Kembali ke kehidupan pesantren dan
teman saya tadi, saya sangat tidak suka dengan tradisi “ghosob” atau meminjam
tanpa ijin. Memang bukan hal yang asing lagi bagi teman-teman yang sudah pernah
di pesantren *tidak semua pesantren) tapi bagi saya itu adalah hal yang baru
dan bertentangan dengan prinsip saya selama ini. saya tidak mau ghosob dan
tidak mau di ghosob. Saya pernah uring-uringan dan berkeliling satu mumtaza
ketika habis sholat atau setelah berkunjung ke kamar lain saya tidak menemukan
sandal saya di tempatnya. saya sering sekali mengomeli teman saya yang
kedapatan memakai sandal saya, bahkan saya pernah mengomeli anak baru yang
memakai sandal teman saya, padahal saya tidak kenal dia siapa. Hanya, saya
kesal saja. Dalihnya “saya ghosob karena saya di ghosob” what a stupid reason!

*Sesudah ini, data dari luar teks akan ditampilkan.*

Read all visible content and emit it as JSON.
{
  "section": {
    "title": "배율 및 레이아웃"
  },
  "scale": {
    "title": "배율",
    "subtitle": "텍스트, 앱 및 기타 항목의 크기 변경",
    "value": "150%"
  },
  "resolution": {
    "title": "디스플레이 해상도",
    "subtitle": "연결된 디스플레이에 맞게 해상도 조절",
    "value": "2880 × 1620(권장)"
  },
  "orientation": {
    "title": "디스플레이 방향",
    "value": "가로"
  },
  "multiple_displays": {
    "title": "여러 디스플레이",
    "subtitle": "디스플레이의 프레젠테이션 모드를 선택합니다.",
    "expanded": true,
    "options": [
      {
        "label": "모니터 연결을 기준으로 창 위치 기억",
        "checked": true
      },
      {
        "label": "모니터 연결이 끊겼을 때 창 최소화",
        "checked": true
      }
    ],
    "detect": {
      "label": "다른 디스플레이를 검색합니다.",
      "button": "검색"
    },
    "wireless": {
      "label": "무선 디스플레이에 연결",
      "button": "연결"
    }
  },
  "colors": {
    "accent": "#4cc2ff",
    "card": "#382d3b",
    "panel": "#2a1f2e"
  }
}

Jadi, sama saja kamu melakukan
kejahatan di balas dengan kejahatan, apa bedanya kamu sama dia? Padahal ketika
di hisab nanti, ga bakal ada nih alasan kayak gitu. Karena bukan kita yang
ngomong, tapi kaki kita. Dan kamu mau naikin timbangan dosa kamu Cuma gara-gara
hal sepele kayak gitu?
Mungkin bagi sebagian orang, ini
adalah masalah sepele. Tapi tidak bagi saya dan beberapa orang yang tidak ingin
barang pribadinya di ganggu. Prinsip “punya kamu punya kita” adalah sesuatu
yang fatal menurut saya. Bukankah segalanya di mulai dari hal yang kecil? Percuma
saya kita hafal al-qur’an misalnya, tapi masih saja ghosob. Percuma kita hafal
ribuan hadist, shiroh dan berbicara was-wes-wos masalah agama, tapi tidak
menjaga kehalalan barang yang kita pakai. Padahal kita semua tau, harta kita
hanya tiga, apa yang kita makan, apa yang kita sedekahkan dan apa yang kita
pakai. Jika salah satunya tidak berkah, ya buat apa?
Mungkin memang ada beberapa orang yang
mengikhlaskan, tapi saya tidak. Dan tidak menutup kemungkinan bahwa orang
seperti saya ini banyak jumlahnya. Ini bukan
masalah barang, ini masalah karakter. Entah mengapa, saya selalu berpendapat
bahwa akhlaq adalah nomer satu, kemudian beriringan dengan ilmu. Dan saya,
selalu respect dengan seseorang, yang rela kakinya tidak memakai alas kaki dan
berpanas – panas an untuk ke mesjid demi tidak menghosob sesuatu yang bukan
miliknya.
Ya, begitu saja sih.
Intinya buat pelajaran saja dan
mengeluarkan uneg-uneg. Karna setiap individu memiliki hak untuk mengajukan
aspirasinya bukan? Semoga kita semua selalu menjaga diri dari hal-hal yang
tidak baik. Dan saya menulis ini bukan karena saya merasa saya adalah manusia
yang paling baik sedunia. Tentu saja tidak. Saya hanya merasa tidak nyaman. Saya
juga masih belajar untuk menjadi manusia yang lebih baik dari pada sebelumnya. Dan
jelas saya tidak mau berperoses sendiri. Tentu teman bertumbuh di butuhkan.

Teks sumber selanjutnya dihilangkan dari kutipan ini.